Data Analysis & Machine Learning on popular German supermarket's Social Network Comments published by Slovak users in Slovak language. Use Java Natural Language Processing (NLP) tools and the Apache Spark environment to gain insights about Slovak users most demanding topics. Most of NLP tools is for English language, there for the hardest part was to develop path in the field of limited language resources (e.g. non English or non popular world languages), to analyze real Slovak language data. The project is not self runnable, because the aim of the published work is to show hints for processing language which is limited in NLP resources as well as using Java / Scala on the computing cluster (well known in the field of Big Data).
- Text Analysis, e.g. word frequencies
- Sentiment Classification, e.g. the given user text comment expresses positive / neutral / negative sentiments (i.e. emotions)?
- Graph Analysis, e.g. how to discover hidden connections between words?
- Latent Dirichlet Allocation, e.g. use unsupervised learning to explore social network comment's clusters
Analysis & Machine Learning is developed in the Zeppelin Notebooks (you can find *.json files in src/ directory). If you don't have Zeppeline installed on your local computer, please look at *.pdf files in the doc/ directory.
Use Python script to collect comments from the most popular social network page in Slovakia (the script is left out).
Only part of the data preprocessing Java program is published to prepare non English language data for analysis & machine learning tasks. The shared Java program deals with word frequencies on the Spark cluster computing environment. In case of interest for the whole program please drop a line.
- Python
- Java
- Scala
- Zeppelin Notebooks
- Apache Hadoop / Apache Spark
- Docker Containers
- Data Acquisition: Python script with libraries (random, pickle, time & requests).

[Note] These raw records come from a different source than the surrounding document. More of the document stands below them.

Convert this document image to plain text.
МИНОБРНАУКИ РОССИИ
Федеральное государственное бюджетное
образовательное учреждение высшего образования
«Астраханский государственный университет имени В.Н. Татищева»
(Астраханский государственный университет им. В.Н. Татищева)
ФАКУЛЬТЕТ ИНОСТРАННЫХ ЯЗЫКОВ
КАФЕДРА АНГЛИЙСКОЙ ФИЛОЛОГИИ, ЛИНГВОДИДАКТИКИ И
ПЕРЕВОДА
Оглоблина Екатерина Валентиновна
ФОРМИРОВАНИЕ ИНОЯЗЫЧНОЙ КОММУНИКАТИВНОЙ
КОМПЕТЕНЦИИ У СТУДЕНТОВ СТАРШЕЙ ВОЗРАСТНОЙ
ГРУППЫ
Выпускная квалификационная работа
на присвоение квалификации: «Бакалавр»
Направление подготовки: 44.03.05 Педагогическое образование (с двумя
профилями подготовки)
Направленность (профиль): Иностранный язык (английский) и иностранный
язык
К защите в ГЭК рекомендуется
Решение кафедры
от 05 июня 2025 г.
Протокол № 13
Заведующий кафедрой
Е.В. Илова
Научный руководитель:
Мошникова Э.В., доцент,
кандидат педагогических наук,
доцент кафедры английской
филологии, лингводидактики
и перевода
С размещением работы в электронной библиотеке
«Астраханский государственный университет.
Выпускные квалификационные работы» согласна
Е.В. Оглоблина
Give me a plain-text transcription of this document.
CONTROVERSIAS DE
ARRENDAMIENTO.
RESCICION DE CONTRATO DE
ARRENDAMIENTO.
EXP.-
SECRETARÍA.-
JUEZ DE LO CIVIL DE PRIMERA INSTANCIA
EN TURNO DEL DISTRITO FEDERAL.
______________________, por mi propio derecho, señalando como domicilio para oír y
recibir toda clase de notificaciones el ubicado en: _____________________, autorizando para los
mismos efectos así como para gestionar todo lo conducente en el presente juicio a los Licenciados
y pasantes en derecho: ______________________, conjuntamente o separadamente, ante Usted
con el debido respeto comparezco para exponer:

- Data Preprocessing: Java program with packages (Jsoup, Spark) & local Apache Spark cluster
- Basic Data Analysis & Machine Learning: Scala with Zeppelin Notebooks on local Apache Spark cluster
Docker containers are in use to run parts of project. Let's see the directory Docker/ where the individual Bash scripts uses different containers. I'd like to share the collected social network comments for you to run parts of the project, but I'm not sure if this is legal (more detail available on General Data Protection Regulation).
Licensed under a MIT License.
As always, improvements, issues (socialnetworkanalysis/issues) & suggestions are well come. Feel free to connect with me ;)
- put legal or simulation data to make project runnable
- interpret results - for non technical users e.g. the word frequencies, cluster labels, comment's sentiment classes, ... are almost self-explainable for someone, but the precise visual representation has a potential to add more insight
- develop unit tests